Products will be removed from nearly 700 stores across the province.
‘Standing with Ukraine’
"Ontario and the LCBO can't say it's truly standing with Ukraine while continuing to be Putin’s customer," Steven Del Duca, leader of the Ontario Liberal Party, said.
Elsewhere in Canada, stores in Manitoba, New Brunswick, British Columbia and Newfoundland were also taking similar action.
The Nova Scotia Liquor Corporation removed Russian products from its shelves and website because of the "terrible events taking place."
British Columbia was ceasing imports on Russian alcohol, Deputy Premier Mike Farnworth said.
"Our province stands with those who understand Europe's peace following two world wars depends on respecting international law," he told the Canadian Press.
‘The whole world knows’
In the U.S., the Jacob Liquor Exchange in Wichita, Kansas, decided to remove its more than 100 bottles of Russian vodka from the shelves and poured some of it on the ground.

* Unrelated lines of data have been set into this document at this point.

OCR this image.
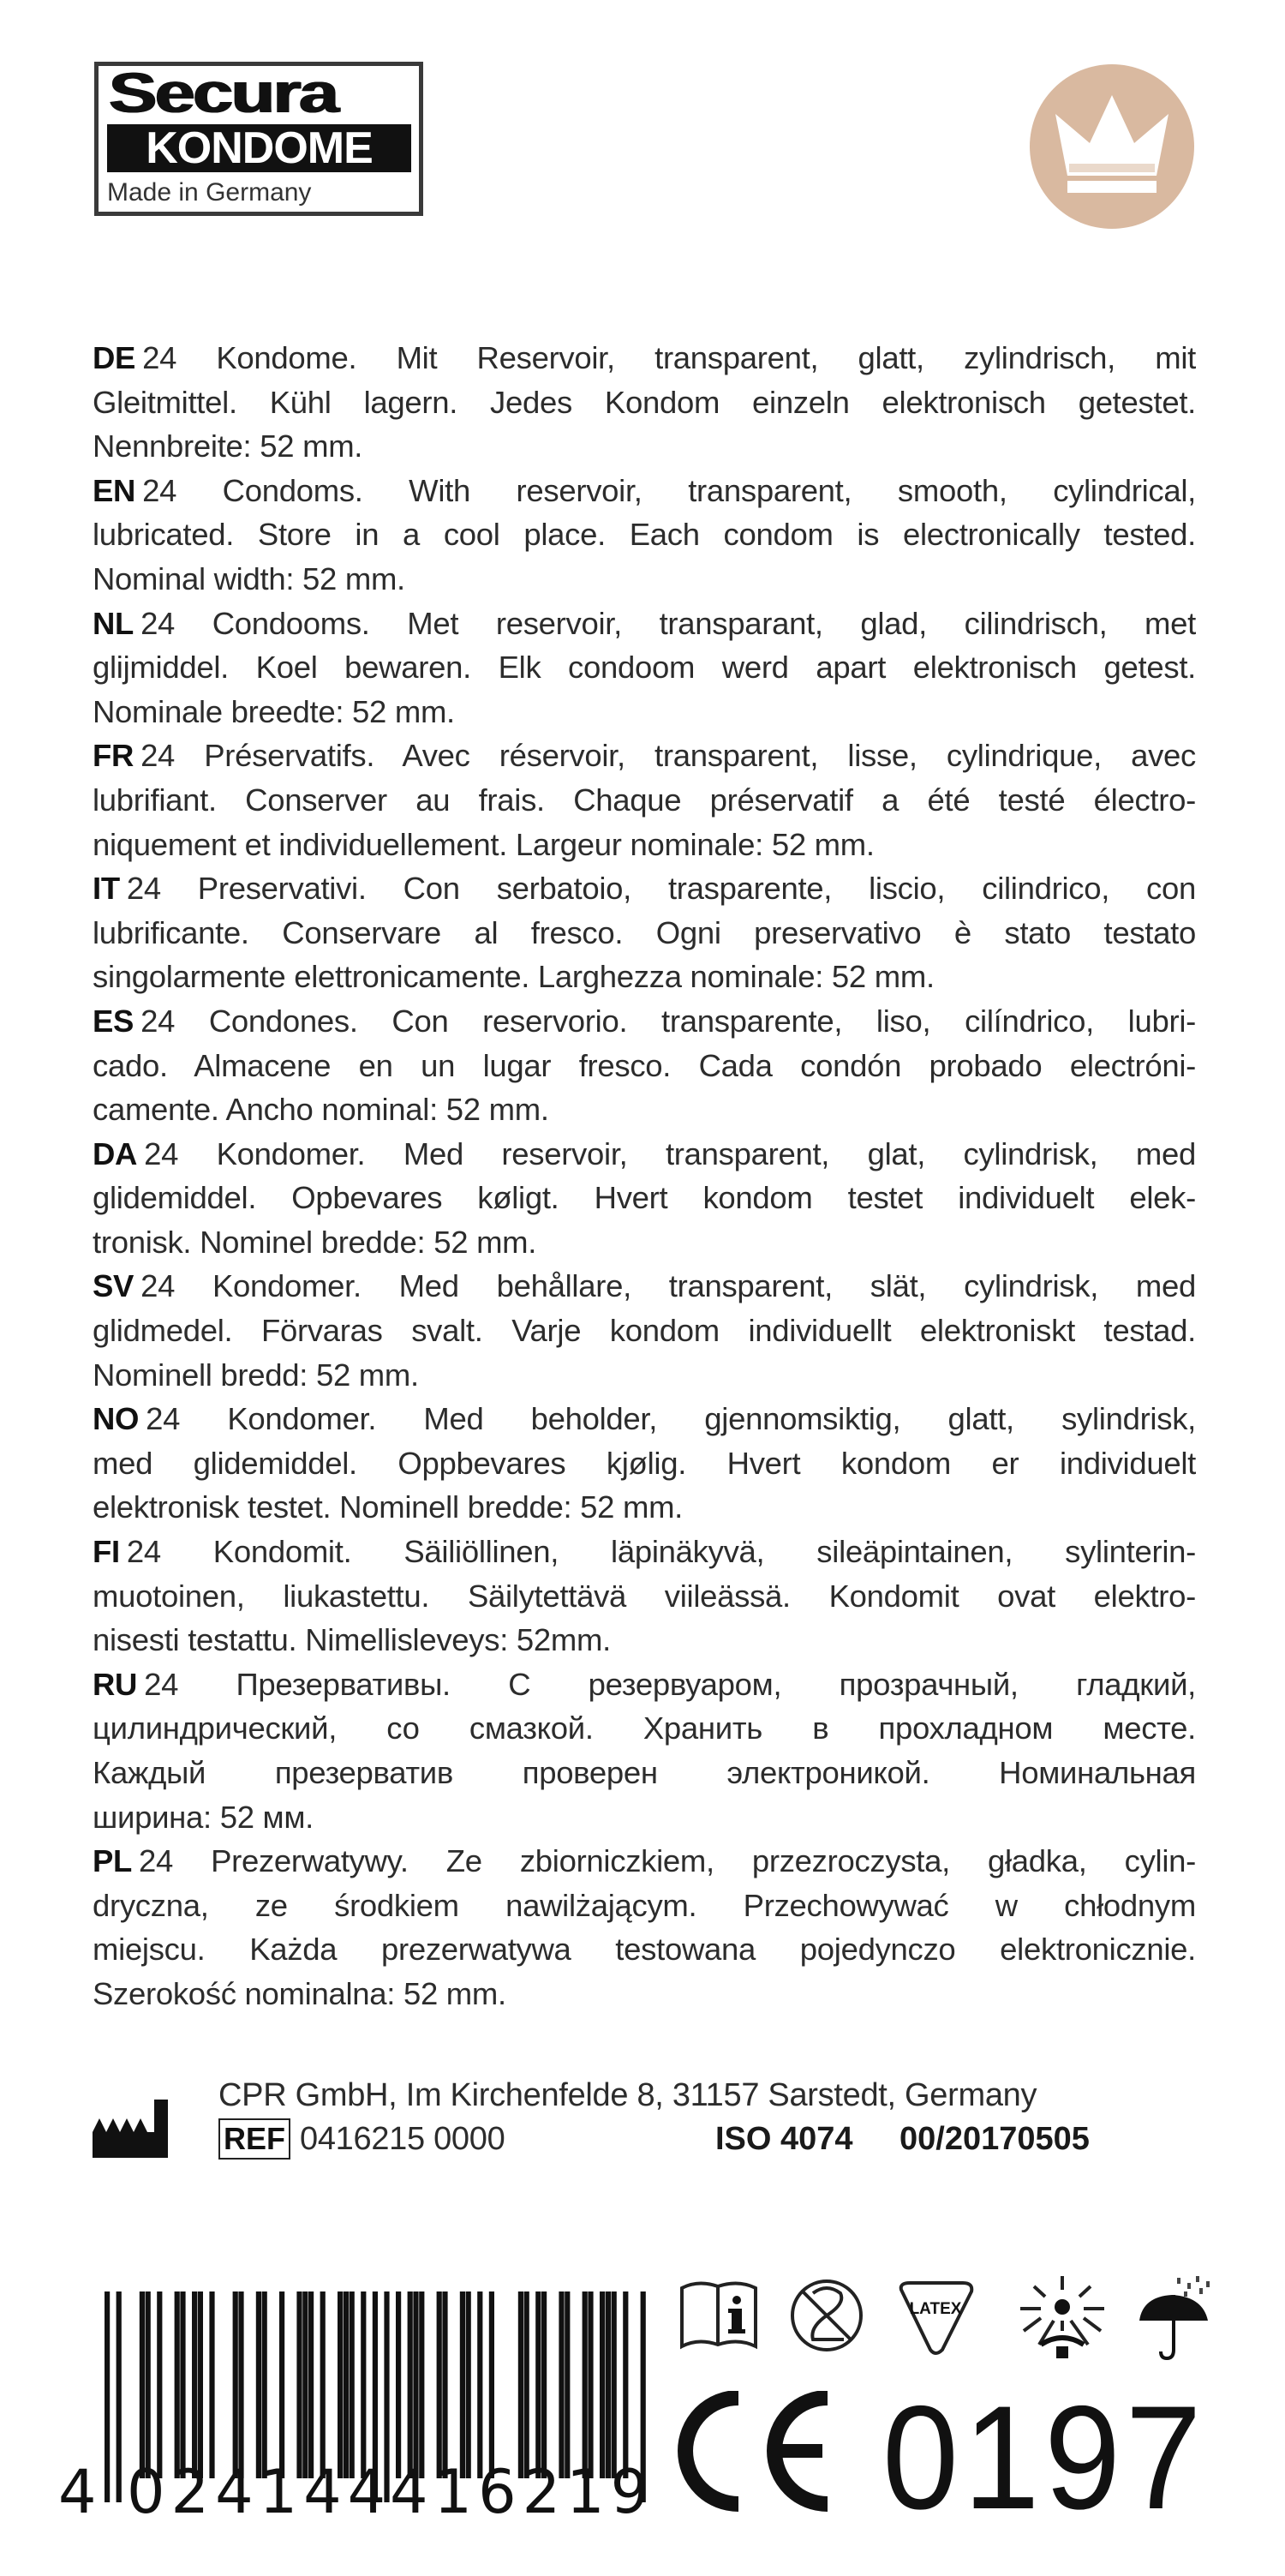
Secura
KONDOME
Made in Germany
DE 24 Kondome. Mit Reservoir, transparent, glatt, zylindrisch, mit
Gleitmittel. Kühl lagern. Jedes Kondom einzeln elektronisch getestet.
Nennbreite: 52 mm.
EN 24 Condoms. With reservoir, transparent, smooth, cylindrical,
lubricated. Store in a cool place. Each condom is electronically tested.
Nominal width: 52 mm.
NL 24 Condooms. Met reservoir, transparant, glad, cilindrisch, met
glijmiddel. Koel bewaren. Elk condoom werd apart elektronisch getest.
Nominale breedte: 52 mm.
FR 24 Préservatifs. Avec réservoir, transparent, lisse, cylindrique, avec
lubrifiant. Conserver au frais. Chaque préservatif a été testé électro-
niquement et individuellement. Largeur nominale: 52 mm.
IT 24 Preservativi. Con serbatoio, trasparente, liscio, cilindrico, con
lubrificante. Conservare al fresco. Ogni preservativo è stato testato
singolarmente elettronicamente. Larghezza nominale: 52 mm.
ES 24 Condones. Con reservorio. transparente, liso, cilíndrico, lubri-
cado. Almacene en un lugar fresco. Cada condón probado electróni-
camente. Ancho nominal: 52 mm.
DA 24 Kondomer. Med reservoir, transparent, glat, cylindrisk, med
glidemiddel. Opbevares køligt. Hvert kondom testet individuelt elek-
tronisk. Nominel bredde: 52 mm.
SV 24 Kondomer. Med behållare, transparent, slät, cylindrisk, med
glidmedel. Förvaras svalt. Varje kondom individuellt elektroniskt testad.
Nominell bredd: 52 mm.
NO 24 Kondomer. Med beholder, gjennomsiktig, glatt, sylindrisk,
med glidemiddel. Oppbevares kjølig. Hvert kondom er individuelt
elektronisk testet. Nominell bredde: 52 mm.
FI 24 Kondomit. Säiliöllinen, läpinäkyvä, sileäpintainen, sylinterin-
muotoinen, liukastettu. Säilytettävä viileässä. Kondomit ovat elektro-
nisesti testattu. Nimellisleveys: 52mm.
RU 24 Презервативы. С резервуаром, прозрачный, гладкий,
цилиндрический, со смазкой. Хранить в прохладном месте.
Каждый презерватив проверен электроникой. Номинальная
ширина: 52 мм.
PL 24 Prezerwatywy. Ze zbiorniczkiem, przezroczysta, gładka, cylin-
dryczna, ze środkiem nawilżającym. Przechowywać w chłodnym
miejscu. Każda prezerwatywa testowana pojedynczo elektronicznie.
Szerokość nominalna: 52 mm.
CPR GmbH, Im Kirchenfelde 8, 31157 Sarstedt, Germany
REF 0416215 0000	ISO 4074 00/20170505
4 024144
416219
LATEX
0197
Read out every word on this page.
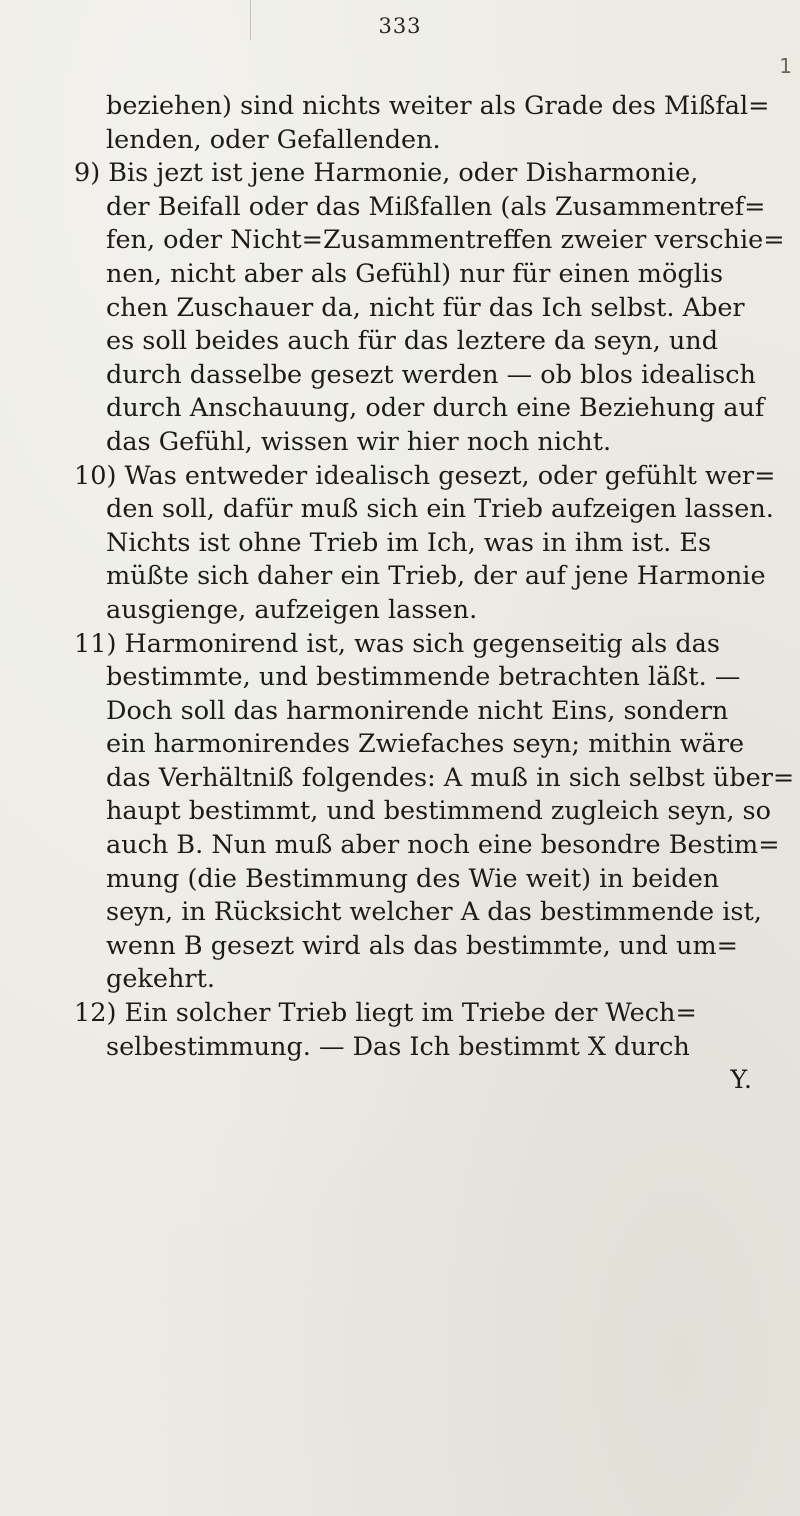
333
1
beziehen) sind nichts weiter als Grade des Mißfal=
lenden, oder Gefallenden.
9) Bis jezt ist jene Harmonie, oder Disharmonie,
der Beifall oder das Mißfallen (als Zusammentref=
fen, oder Nicht=Zusammentreffen zweier verschie=
nen, nicht aber als Gefühl) nur für einen möglis
chen Zuschauer da, nicht für das Ich selbst. Aber
es soll beides auch für das leztere da seyn, und
durch dasselbe gesezt werden — ob blos idealisch
durch Anschauung, oder durch eine Beziehung auf
das Gefühl, wissen wir hier noch nicht.
10) Was entweder idealisch gesezt, oder gefühlt wer=
den soll, dafür muß sich ein Trieb aufzeigen lassen.
Nichts ist ohne Trieb im Ich, was in ihm ist. Es
müßte sich daher ein Trieb, der auf jene Harmonie
ausgienge, aufzeigen lassen.
11) Harmonirend ist, was sich gegenseitig als das
bestimmte, und bestimmende betrachten läßt. —
Doch soll das harmonirende nicht Eins, sondern
ein harmonirendes Zwiefaches seyn; mithin wäre
das Verhältniß folgendes: A muß in sich selbst über=
haupt bestimmt, und bestimmend zugleich seyn, so
auch B. Nun muß aber noch eine besondre Bestim=
mung (die Bestimmung des Wie weit) in beiden
seyn, in Rücksicht welcher A das bestimmende ist,
wenn B gesezt wird als das bestimmte, und um=
gekehrt.
12) Ein solcher Trieb liegt im Triebe der Wech=
selbestimmung. — Das Ich bestimmt X durch
Y.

"I think the whole world knows by now that Russia’s at war with Ukraine for no apparent reason," Jamie Stratton, wine director and partner of the store, told KSNW-TV in Wichita. "I guess this is our sanction … and this may be small, but every small thing makes a difference."
In Oregon, the owner of a bar in Bend filmed himself pouring out all of his Russian vodka, according to FOX 12 of Portland.
"Russia is acting as though it's 1939 and going into Europe with a full force that they have in the Ukraine," Bill McCormick, owner of Pine Tavern, told the station. "I am so concerned about it metastasizing into other countries."
He said he stood to lose a few hundred dollars over the spilled vodka – but said the protest was worth it to him.
Bob Quay, owner of Bob’s Bar in Grand Rapids, Michigan, told MLive.com he pulled several bottles off his shelf as a "protest against the aggression."
"I just made the decision on the spot," he told MLive.com. "It’s just something little we can do."